The first was Dollar The Cow, a venerable survivor of some 20 Norwegian winters. She was getting too old for milking, and the Thorenson family (on whose farm I was living for the summer as an “exchange” laborer in Europe) decided to convert her to entrees for meals for a few weeks.
That is pretty thin experience for a life as an omnivore, I will grant you, and not a great deal of experience in what exactly constitutes the food chain on which we presume to sit at the apex.
The deer did not have an English name, nor for that matter, a Russian one. Now it is just dinner.
I think this is intellectually as honest as it gets. I have some very good friends who are resolute in their belief that eating meat is wrong on several levels. I find them to be admirable people, and unquestionably consistent in their belief system.

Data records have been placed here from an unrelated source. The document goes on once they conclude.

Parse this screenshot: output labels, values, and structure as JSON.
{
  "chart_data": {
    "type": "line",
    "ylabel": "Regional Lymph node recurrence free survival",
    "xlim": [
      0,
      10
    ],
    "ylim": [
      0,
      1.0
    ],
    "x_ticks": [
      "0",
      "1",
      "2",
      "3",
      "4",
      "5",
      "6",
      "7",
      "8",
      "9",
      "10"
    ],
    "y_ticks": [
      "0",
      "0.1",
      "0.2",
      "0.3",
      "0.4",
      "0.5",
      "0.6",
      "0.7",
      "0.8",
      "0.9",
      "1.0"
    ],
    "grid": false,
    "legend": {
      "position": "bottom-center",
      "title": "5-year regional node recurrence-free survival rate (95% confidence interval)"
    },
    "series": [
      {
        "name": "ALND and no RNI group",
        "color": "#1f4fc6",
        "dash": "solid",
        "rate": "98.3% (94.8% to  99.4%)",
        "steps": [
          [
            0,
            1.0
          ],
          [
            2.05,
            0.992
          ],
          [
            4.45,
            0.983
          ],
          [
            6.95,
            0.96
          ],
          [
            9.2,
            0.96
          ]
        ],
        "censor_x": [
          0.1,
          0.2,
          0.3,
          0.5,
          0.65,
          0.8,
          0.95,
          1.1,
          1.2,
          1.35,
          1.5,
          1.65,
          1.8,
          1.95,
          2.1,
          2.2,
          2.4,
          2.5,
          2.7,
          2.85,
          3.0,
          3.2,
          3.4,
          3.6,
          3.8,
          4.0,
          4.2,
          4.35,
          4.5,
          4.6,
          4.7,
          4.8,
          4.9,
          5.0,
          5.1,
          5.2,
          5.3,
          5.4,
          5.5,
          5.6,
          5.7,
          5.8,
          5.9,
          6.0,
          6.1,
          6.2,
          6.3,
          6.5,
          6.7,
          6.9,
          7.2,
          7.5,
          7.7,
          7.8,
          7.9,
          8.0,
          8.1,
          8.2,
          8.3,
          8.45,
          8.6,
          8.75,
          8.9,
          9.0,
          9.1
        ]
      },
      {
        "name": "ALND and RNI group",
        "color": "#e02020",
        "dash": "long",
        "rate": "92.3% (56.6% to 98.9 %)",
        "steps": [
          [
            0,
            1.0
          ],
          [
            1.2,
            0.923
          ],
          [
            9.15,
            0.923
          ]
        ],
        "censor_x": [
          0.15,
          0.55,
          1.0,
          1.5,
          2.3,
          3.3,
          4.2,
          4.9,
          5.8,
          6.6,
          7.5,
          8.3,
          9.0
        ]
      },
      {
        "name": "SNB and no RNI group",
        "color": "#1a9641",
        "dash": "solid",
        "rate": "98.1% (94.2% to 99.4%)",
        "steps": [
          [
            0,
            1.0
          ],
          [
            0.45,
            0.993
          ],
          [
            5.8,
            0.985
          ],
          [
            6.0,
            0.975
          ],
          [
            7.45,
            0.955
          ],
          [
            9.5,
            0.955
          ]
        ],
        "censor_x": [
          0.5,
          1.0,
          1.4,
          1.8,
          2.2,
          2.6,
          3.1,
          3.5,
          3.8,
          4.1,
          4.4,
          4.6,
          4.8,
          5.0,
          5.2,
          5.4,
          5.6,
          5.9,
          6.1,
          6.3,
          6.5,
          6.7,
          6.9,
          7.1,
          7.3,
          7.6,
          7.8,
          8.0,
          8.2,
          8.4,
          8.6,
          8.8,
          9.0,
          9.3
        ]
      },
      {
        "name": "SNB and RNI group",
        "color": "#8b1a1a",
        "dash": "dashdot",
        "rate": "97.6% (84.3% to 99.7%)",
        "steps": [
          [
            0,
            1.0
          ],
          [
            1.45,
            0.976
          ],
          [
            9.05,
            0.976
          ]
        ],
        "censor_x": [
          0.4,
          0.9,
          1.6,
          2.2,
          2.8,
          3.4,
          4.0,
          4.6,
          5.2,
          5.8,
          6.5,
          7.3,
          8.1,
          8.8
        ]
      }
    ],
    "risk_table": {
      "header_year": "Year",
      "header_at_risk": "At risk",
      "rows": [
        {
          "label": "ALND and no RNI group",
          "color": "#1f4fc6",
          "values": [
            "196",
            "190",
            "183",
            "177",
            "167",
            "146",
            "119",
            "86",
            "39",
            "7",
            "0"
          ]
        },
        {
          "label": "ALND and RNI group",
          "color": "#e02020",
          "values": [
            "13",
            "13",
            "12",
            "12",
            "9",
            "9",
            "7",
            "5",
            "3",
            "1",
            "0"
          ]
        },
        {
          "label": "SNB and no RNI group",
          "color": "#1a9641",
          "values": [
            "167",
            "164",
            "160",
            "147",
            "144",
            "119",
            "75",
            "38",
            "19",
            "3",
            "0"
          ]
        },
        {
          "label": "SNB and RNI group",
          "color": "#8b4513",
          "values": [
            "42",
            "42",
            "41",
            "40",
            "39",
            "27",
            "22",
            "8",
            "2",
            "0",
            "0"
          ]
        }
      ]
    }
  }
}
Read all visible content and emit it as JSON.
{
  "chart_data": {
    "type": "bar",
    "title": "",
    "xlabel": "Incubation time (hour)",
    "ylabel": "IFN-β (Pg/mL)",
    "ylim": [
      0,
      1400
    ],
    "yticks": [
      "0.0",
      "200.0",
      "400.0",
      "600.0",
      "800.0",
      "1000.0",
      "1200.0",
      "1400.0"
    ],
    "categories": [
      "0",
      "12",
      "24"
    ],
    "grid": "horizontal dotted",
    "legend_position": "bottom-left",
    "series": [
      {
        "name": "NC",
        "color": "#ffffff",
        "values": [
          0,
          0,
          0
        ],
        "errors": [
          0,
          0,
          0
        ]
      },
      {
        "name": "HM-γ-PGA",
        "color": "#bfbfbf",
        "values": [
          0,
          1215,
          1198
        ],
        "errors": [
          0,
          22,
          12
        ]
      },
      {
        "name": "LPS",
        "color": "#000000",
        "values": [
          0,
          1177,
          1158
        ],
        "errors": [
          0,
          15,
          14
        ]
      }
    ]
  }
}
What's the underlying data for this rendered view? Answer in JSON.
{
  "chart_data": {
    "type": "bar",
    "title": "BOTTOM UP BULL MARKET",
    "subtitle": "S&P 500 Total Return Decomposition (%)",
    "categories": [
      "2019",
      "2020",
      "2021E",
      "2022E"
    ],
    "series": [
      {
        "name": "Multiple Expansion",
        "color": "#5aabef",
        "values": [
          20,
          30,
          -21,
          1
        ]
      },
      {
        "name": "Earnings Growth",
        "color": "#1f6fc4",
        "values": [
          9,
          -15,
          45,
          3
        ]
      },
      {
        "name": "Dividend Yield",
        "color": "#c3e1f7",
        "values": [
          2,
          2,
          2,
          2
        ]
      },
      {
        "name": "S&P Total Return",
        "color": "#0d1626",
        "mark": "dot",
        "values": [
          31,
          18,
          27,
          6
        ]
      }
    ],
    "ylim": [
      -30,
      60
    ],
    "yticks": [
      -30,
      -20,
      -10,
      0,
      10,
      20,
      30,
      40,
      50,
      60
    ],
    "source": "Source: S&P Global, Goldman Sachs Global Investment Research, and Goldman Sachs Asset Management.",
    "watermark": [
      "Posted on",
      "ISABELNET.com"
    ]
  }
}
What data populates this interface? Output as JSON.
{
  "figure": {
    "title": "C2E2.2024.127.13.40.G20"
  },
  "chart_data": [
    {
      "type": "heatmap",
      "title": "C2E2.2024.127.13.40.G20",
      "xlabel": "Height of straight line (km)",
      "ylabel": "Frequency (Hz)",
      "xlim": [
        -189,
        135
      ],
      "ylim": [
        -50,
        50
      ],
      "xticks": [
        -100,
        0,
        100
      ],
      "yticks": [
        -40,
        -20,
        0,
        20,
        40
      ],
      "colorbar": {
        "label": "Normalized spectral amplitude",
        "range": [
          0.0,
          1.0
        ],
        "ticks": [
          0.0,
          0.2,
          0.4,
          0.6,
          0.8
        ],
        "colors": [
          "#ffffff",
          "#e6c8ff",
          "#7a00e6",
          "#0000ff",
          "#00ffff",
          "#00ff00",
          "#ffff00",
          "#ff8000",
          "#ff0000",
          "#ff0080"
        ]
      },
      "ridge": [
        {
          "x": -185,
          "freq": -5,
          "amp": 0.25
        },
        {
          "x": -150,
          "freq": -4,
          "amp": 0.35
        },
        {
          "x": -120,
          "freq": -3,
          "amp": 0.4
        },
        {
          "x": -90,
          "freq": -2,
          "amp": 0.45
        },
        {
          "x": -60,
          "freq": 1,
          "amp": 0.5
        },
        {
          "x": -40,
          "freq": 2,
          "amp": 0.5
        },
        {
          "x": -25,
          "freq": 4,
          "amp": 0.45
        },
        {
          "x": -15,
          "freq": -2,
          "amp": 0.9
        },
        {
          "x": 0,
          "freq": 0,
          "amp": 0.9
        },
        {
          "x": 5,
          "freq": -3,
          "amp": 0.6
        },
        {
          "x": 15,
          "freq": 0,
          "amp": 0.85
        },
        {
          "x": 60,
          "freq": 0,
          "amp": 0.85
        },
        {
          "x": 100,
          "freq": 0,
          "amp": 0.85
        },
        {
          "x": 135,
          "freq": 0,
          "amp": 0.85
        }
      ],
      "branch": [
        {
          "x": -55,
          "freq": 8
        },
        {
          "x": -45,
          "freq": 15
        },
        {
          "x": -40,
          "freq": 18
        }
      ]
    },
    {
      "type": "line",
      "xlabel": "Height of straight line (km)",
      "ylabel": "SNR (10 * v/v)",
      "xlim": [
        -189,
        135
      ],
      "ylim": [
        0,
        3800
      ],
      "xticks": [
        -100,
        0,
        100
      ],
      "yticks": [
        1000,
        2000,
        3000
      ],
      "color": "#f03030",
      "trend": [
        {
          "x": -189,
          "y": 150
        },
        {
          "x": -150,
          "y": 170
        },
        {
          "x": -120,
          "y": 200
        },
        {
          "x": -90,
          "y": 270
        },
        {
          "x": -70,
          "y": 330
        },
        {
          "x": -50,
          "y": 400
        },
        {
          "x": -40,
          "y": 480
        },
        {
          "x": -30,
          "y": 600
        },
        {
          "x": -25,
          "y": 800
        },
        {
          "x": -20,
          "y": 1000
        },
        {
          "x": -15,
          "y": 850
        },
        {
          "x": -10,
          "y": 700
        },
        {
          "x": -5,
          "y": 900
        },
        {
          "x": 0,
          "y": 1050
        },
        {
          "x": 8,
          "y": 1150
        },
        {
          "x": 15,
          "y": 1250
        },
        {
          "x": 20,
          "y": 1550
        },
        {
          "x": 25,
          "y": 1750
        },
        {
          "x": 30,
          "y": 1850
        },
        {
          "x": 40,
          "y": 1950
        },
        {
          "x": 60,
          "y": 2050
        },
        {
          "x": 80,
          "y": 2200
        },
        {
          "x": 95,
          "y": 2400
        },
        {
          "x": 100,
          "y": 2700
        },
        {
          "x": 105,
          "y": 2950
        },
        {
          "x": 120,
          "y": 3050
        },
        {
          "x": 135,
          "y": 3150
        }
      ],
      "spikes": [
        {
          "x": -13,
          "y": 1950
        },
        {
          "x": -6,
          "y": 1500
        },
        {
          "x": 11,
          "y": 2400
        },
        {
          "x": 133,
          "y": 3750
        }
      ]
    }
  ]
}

I am more like Heckle the Cat, I would think, happy to get something with protein even if Vienna Sausage is not first preference. I saw Heckle do in one of the voles from the warren in the front yard two summers ago, and the swift and efficient manner of the dispatch was something that struck me as remarkable, since we are so separated in urban life from anything like real nature, red in tooth and claw.
I recall taking a picture of the doe last week.
Interesting, I guess. Something to think about, certainly.